Im Islam wird das ausgedrückt durch die hundert Namen Gottes, von denen der hundertste unbekannt ist, damit klar wird: Niemals werdet ihr Gott so beschreiben können wie die anderen Personen und Gegenstände, denen ihr eindeutige Namen geben könnt. Um mit Gott in Beziehung zu treten, müsst ihr ihn lieben, bis es schmerzt. Ihr müsst euch hingeben, bis es euch nicht mehr gibt und euer kleines Ich nicht mehr im Weg ist. Das Göttliche ist immer größer als ihr. Begegnet ihm in Demut und Dankbarkeit, in Andacht und Anbetung.
Auch wer das Göttliche in der dritten Person ablehnt, kann es in der zweiten Person erleben. Steht eine Person vor einer vielleicht tödlichen Diagnose, kann sie durchaus den brennenden Wunsch verspüren, mit etwas Größerem, dem Leben selbst, der Natur oder was auch immer ins Gespräch zu kommen: es zu bitten, anzuflehen, mit ihm zu verhandeln – oder auch nur zu verfluchen.
Die Entdeckung der ersten Person Gottes ist der Weg der Mystikerinnen und Mystiker in allen Religionen. Ihnen hat es nicht genügt, nur in der dritten Person über Gott und in der zweiten Person mit ihm zu sprechen. Sie haben sich auf den Weg in ihr tiefstes Innerstes gemacht und in allen Religionen das Gleiche entdeckt: Sie selbst und das Göttliche sind verschmolzen, vereint, identisch. Gott in mir, ich in Gott. Eine Erfahrung, die sich nicht in Worte fassen lässt.
Die verschiedenen Weltreligionen haben jeweils eine Lieblingsform dieser drei Sichtweisen. Christen, Juden und Moslems lieben die zweite Person: Du, Gott. Buddhisten und Hindus sind vertraut mit der ersten Person Gottes. Dass der göttliche Geist in ihnen ist, dass sie aus Gott kommen und zu ihm zurückkehren, ist für sie selbstverständlich. Sie wundern sich eher, dass im Westen so viel über Gott in der dritten Person diskutiert und spekuliert wird. Viele moderne spirituelle Bewegungen tun sich dagegen schwer mit der zweiten Person Gottes. Sie entwickeln Theorien über Strukturen und Systeme, alles in der dritten Person. Daneben wird in Meditation und Versenkung die erste Person praktiziert. Aber es ist ein großes Tabu, sich diesem Größeren hinzugeben, unterzuordnen oder zu verehren.
Viele säkulare Menschen haben sich in ihrer persönlichen Entwicklung abgewandt von einem mythischen Gott, von einem kriegerischen Jahwe oder Allah, der für seine eigenen Leute alle Feinde tötet. Sie können nicht mehr glauben, dass sie Marionetten eines allmächtigen Wesens sein sollen, der jeden ihrer Schritte vorherbestimmt hat. Doch zusammen mit diesen Gottesvorstellungen haben sie eine wesentliche Sichtweise des Göttlichen mit über Bord geworfen: das göttliche, transzendente, unendlich von uns Menschen unterschiedene große Du. Doch idealerweise gehören die sogenannten drei Gesichter des Göttlichen zusammen. Davon würden alle religiösen und unreligiösen Menschen gleichermaßen profitieren.

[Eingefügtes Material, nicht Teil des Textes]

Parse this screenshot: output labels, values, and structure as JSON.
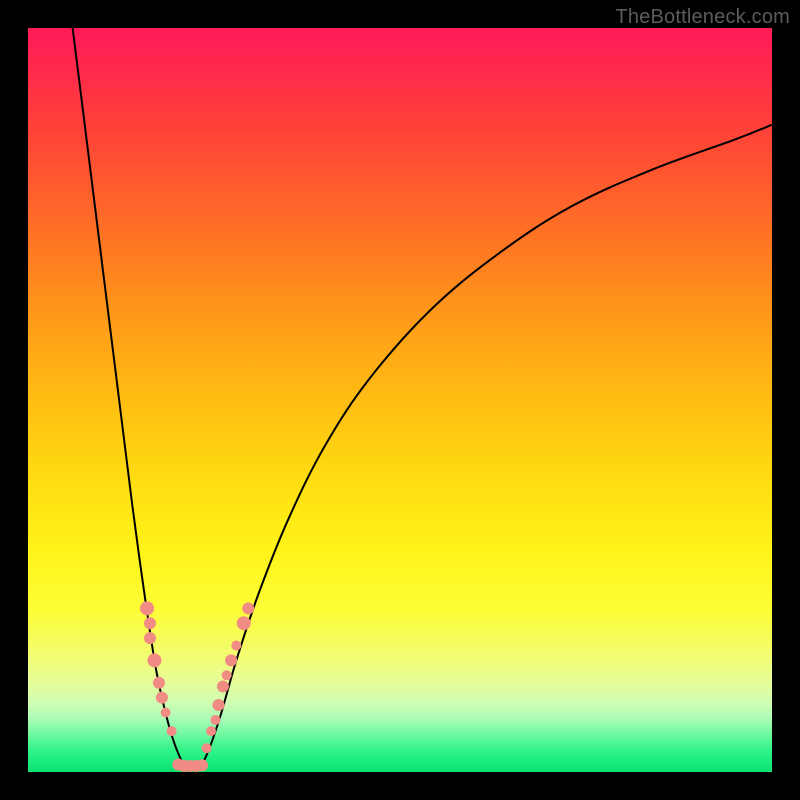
{
  "watermark": "TheBottleneck.com",
  "chart_data": {
    "type": "line",
    "title": "",
    "xlabel": "",
    "ylabel": "",
    "xlim": [
      0,
      100
    ],
    "ylim": [
      0,
      100
    ],
    "axes_visible": false,
    "grid": false,
    "background": {
      "type": "vertical_gradient",
      "stops": [
        {
          "pos": 0.0,
          "color": "#ff1a58"
        },
        {
          "pos": 0.5,
          "color": "#ffc911"
        },
        {
          "pos": 0.8,
          "color": "#fdfd34"
        },
        {
          "pos": 1.0,
          "color": "#0be070"
        }
      ]
    },
    "curves": {
      "left": {
        "x": [
          6.0,
          8.0,
          10.0,
          12.0,
          14.0,
          15.5,
          17.0,
          18.0,
          19.0,
          19.8,
          20.5,
          21.0,
          21.5
        ],
        "y": [
          100.0,
          84.0,
          68.0,
          52.0,
          36.0,
          25.0,
          15.0,
          10.0,
          6.0,
          3.5,
          1.8,
          0.8,
          0.2
        ]
      },
      "right": {
        "x": [
          22.8,
          23.5,
          24.5,
          26.0,
          28.0,
          31.0,
          35.0,
          40.0,
          46.0,
          54.0,
          63.0,
          73.0,
          84.0,
          95.0,
          100.0
        ],
        "y": [
          0.2,
          1.2,
          3.5,
          8.0,
          15.0,
          24.0,
          34.0,
          44.0,
          53.0,
          62.0,
          69.5,
          76.0,
          81.0,
          85.0,
          87.0
        ]
      }
    },
    "markers": [
      {
        "x": 16.0,
        "y": 22.0,
        "r": 7
      },
      {
        "x": 16.4,
        "y": 20.0,
        "r": 6
      },
      {
        "x": 16.4,
        "y": 18.0,
        "r": 6
      },
      {
        "x": 17.0,
        "y": 15.0,
        "r": 7
      },
      {
        "x": 17.6,
        "y": 12.0,
        "r": 6
      },
      {
        "x": 18.0,
        "y": 10.0,
        "r": 6
      },
      {
        "x": 18.5,
        "y": 8.0,
        "r": 5
      },
      {
        "x": 19.3,
        "y": 5.5,
        "r": 5
      },
      {
        "x": 20.2,
        "y": 1.0,
        "r": 6
      },
      {
        "x": 21.0,
        "y": 0.8,
        "r": 6
      },
      {
        "x": 21.8,
        "y": 0.8,
        "r": 6
      },
      {
        "x": 22.6,
        "y": 0.8,
        "r": 6
      },
      {
        "x": 23.4,
        "y": 0.9,
        "r": 6
      },
      {
        "x": 24.0,
        "y": 3.2,
        "r": 5
      },
      {
        "x": 24.6,
        "y": 5.5,
        "r": 5
      },
      {
        "x": 25.2,
        "y": 7.0,
        "r": 5
      },
      {
        "x": 25.6,
        "y": 9.0,
        "r": 6
      },
      {
        "x": 26.2,
        "y": 11.5,
        "r": 6
      },
      {
        "x": 26.7,
        "y": 13.0,
        "r": 5
      },
      {
        "x": 27.3,
        "y": 15.0,
        "r": 6
      },
      {
        "x": 28.0,
        "y": 17.0,
        "r": 5
      },
      {
        "x": 29.0,
        "y": 20.0,
        "r": 7
      },
      {
        "x": 29.6,
        "y": 22.0,
        "r": 6
      }
    ],
    "marker_color": "#f08c84",
    "stroke_color": "#000000",
    "stroke_width": 2
  }
}
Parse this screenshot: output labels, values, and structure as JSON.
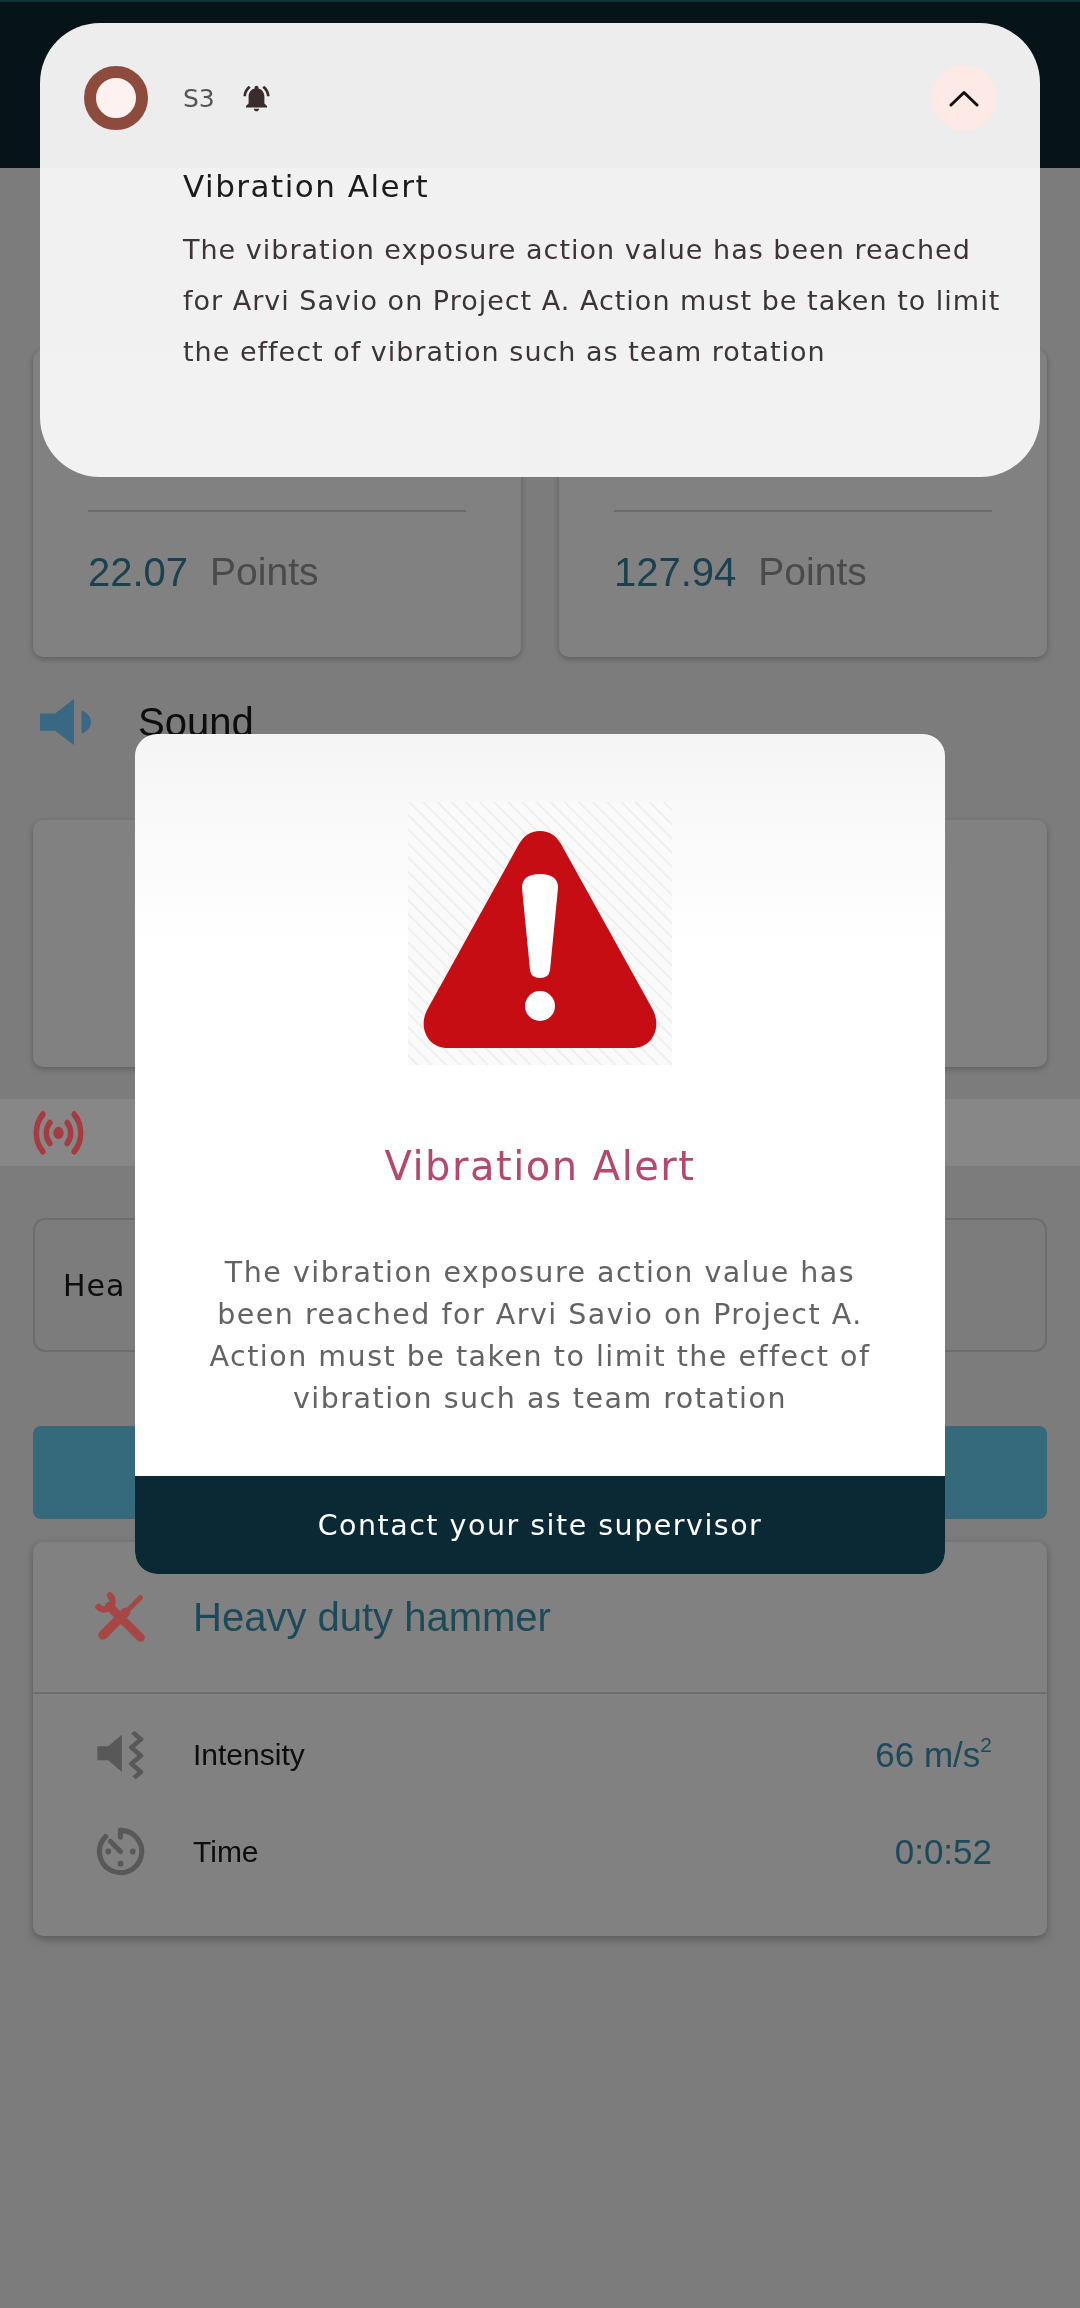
{
  "notification": {
    "app_label": "S3",
    "title": "Vibration Alert",
    "body": "The vibration exposure action value has been reached for Arvi Savio on Project A. Action must be taken to limit the effect of vibration such as team rotation"
  },
  "summary_cards": [
    {
      "value": "22.07",
      "unit": "Points"
    },
    {
      "value": "127.94",
      "unit": "Points"
    }
  ],
  "sound_section": {
    "title": "Sound"
  },
  "vibration_section": {
    "tool_field": {
      "value": "Hea"
    }
  },
  "tool_card": {
    "name": "Heavy duty hammer",
    "rows": [
      {
        "kind": "intensity",
        "label": "Intensity",
        "value": "66 m/s$^{2}$"
      },
      {
        "kind": "time",
        "label": "Time",
        "value": "0:0:52"
      }
    ]
  },
  "alert_dialog": {
    "title": "Vibration Alert",
    "message": "The vibration exposure action value has been reached for Arvi Savio on Project A. Action must be taken to limit the effect of vibration such as team rotation",
    "button": "Contact your site supervisor"
  }
}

Wie könnte unter diesen Vorzeichen eine mögliche Zukunft der Religion im 21. Jahrhundert aussehen? Die evangelische Theologin Dorothee Sölle (1929–2003) formulierte bereits vor mehr als 50 Jahren eine Antwort – mit einem griffigen Paradox: Atheistisch an Gott glauben (vgl. Sölle 1968). Denn das Wort „Gott“ kann nicht mehr sein als ein Platzhalter – ein weißer Fleck in Sprache, Denken und Leben, an dem Menschen sagen: Hier ist etwas total anderes. Größer als alles, aber auch kleiner als alles. Mächtiger, aber auch schwächer als alles Vorstellbare.
Das Herauswachsen aus einem Gottesbild, das zu einfach und zu klein geworden ist, kann ausgesprochen schmerzhaft sein. Doch zum Fortschritt des Denkens gibt es keine Alternative – auch nicht für die Religion.